Solution: Servers ignore RequestVote RPCs if they've recently heard from a leader (within the minimum election timeout). This doesn't affect normal elections (where servers wait at least this long before starting an election), but it prevents removed servers from causing trouble.
Implementation and Evaluation
The paper authors didn't just describe Raft theoretically - they implemented and tested it.
Implementation Size
The reference implementation is remarkably compact: about 2000 lines of C++ code (excluding tests, comments, and blank lines). This small size is a testament to Raft's simplicity.
Formal Verification
The authors created a formal specification in TLA+ (a mathematical specification language) spanning about 400 lines. They used the TLA proof system to mechanically verify key properties, like the Log Completeness Property. This specification is valuable for anyone implementing Raft, providing a precise reference.
Performance
Raft is designed for understandability first, but it's also efficient:
- Easily supports batching (grouping multiple requests together)
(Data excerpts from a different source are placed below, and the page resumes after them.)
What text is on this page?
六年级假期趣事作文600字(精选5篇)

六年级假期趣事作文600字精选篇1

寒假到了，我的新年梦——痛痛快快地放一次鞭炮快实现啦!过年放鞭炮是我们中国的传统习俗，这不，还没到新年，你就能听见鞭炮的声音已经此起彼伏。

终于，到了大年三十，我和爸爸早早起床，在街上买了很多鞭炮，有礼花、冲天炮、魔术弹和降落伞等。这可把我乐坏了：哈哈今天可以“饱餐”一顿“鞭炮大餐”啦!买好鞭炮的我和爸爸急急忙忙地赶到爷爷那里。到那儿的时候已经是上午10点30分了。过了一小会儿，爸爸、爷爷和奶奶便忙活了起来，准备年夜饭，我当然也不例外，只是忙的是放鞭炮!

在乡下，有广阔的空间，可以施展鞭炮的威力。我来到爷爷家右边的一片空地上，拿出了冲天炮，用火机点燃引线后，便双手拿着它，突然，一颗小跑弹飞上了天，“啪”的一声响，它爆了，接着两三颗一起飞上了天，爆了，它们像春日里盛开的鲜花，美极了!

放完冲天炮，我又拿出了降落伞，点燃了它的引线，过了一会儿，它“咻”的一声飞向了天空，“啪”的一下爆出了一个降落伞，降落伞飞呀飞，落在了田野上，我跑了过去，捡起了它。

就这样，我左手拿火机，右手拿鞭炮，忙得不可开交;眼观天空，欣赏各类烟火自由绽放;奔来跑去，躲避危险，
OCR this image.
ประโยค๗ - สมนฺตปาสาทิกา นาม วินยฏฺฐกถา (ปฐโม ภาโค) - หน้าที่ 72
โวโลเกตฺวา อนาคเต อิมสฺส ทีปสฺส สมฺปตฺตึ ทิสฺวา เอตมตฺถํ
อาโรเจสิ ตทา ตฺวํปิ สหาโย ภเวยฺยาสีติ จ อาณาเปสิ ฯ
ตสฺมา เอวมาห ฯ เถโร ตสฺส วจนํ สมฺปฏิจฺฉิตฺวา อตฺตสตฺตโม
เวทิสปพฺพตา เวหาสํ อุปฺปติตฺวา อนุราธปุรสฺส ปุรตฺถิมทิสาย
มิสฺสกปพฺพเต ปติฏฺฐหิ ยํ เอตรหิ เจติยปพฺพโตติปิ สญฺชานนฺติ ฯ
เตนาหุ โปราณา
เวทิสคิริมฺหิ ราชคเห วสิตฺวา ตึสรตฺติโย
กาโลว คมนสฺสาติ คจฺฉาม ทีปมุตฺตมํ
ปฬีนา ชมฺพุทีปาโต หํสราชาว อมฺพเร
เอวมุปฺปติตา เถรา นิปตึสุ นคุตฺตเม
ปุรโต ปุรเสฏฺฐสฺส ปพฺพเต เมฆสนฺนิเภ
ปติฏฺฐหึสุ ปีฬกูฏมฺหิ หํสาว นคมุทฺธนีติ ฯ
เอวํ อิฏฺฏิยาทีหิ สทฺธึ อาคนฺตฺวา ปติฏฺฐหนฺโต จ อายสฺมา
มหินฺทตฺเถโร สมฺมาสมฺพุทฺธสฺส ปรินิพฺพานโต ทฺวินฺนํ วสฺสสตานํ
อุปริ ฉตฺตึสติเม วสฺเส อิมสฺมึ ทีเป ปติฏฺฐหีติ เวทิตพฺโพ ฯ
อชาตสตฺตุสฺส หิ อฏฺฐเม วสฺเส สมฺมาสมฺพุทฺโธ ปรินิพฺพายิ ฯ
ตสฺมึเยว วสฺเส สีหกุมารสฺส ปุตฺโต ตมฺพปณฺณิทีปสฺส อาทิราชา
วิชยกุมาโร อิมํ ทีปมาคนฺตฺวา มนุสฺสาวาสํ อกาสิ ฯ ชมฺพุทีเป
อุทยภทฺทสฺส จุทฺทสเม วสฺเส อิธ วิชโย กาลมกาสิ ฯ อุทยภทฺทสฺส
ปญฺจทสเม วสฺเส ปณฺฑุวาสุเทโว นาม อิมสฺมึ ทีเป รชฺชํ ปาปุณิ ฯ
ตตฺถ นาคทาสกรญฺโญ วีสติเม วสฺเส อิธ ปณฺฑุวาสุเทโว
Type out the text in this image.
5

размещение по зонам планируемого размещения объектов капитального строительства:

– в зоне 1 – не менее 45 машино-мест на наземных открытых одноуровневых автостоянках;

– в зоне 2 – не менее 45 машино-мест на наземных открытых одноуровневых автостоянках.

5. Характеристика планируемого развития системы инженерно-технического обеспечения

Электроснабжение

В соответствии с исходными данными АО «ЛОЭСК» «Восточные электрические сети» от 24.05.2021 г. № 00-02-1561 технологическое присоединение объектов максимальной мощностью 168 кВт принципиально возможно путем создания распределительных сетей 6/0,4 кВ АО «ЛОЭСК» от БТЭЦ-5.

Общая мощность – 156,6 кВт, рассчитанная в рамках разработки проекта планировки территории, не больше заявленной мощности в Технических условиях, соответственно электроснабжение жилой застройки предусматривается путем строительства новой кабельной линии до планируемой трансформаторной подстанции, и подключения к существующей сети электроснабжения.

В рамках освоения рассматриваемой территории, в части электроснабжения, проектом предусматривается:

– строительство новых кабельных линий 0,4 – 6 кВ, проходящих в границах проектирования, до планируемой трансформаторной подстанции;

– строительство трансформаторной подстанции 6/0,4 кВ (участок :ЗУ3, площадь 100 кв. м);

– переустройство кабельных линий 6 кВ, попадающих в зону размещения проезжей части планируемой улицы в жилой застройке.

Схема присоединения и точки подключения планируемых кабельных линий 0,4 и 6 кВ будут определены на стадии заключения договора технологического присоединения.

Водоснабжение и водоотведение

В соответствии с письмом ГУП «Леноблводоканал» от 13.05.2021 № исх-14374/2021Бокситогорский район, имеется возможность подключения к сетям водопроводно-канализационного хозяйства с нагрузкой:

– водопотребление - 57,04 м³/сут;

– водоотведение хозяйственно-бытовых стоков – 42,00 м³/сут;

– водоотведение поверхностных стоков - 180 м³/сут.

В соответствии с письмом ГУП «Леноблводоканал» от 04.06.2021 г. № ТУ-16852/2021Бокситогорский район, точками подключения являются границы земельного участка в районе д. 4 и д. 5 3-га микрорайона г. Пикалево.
- Supports pipelining (sending requests without waiting for responses)
- These optimizations provide higher throughput and lower latency
Availability During Leader Changes
When a leader fails, the minimum possible downtime is about half the election timeout. The authors recommend using conservative election timeouts like 150-300ms. This is:
- Short enough for good availability (most clients won't even notice)
- Long enough to avoid unnecessary leader changes due to temporary network hiccups
Related Work: Viewstamped Replication
Before Raft, there was another leader-based consensus algorithm called Viewstamped Replication (VR), developed by Oki and Liskov around the same time as Paxos. VR has many similarities to Raft, but Raft improves on it with clearer presentation and additional mechanisms (like handling membership changes elegantly).
Conclusion: Why Raft Matters
Key Differences from Paxos
The biggest difference between Raft and Paxos is Raft's strong leadership:
- Paxos: Uses a two-phase protocol for consensus, with leader election as a separate, optional mechanism
- Raft: Integrates leader election directly into the consensus algorithm as the first phase
This architectural difference makes Raft more coherent and easier to understand.
Simplicity Compared to Alternatives
Raft is simpler than other practical systems like VR or ZooKeeper:
- Fewer message types: Raft uses just 2 RPC types (RequestVote and AppendEntries), fewer than any other consensus algorithm
- Less mechanism: Raft minimizes functionality in non-leaders, keeping the design clean
- Better leader changes: While VR and ZooKeeper describe transmitting entire logs during leader changes (requiring optimization to be practical), Raft's approach is efficient from the start
Membership Changes
The joint consensus approach for membership changes is elegant because it leverages the existing consensus protocol. Very little additional mechanism is needed, keeping the algorithm simple.
The Importance of Understandability
This is the paper's central thesis: unless developers deeply understand an algorithm and can build intuitions about it, they'll struggle to implement it correctly and maintain its desirable properties. By prioritizing understandability, Raft makes reliable distributed systems more accessible.
Design Lessons
Throughout the design process, the authors found themselves repeatedly using the same techniques:
- Decomposition: Breaking complex problems into independent subproblems
- State space reduction: Limiting possibilities to make the system more predictable
These principles apply beyond Raft - they're valuable for any complex system design.
Real-World Impact
Since its publication, Raft has been widely adopted. It's used in production systems including:
- MongoDB (replication)
- RabbitMQ (queue replication)
- etcd (distributed key-value store used by Kubernetes)
- Consul (service discovery)
- Many distributed databases and systems
Raft proved that understandability and practical effectiveness can go hand-in-hand.
Over the next few Saturdays, I'll be going through some of the foundational papers in Computer Science, and publishing my notes here. This is #34 in this series.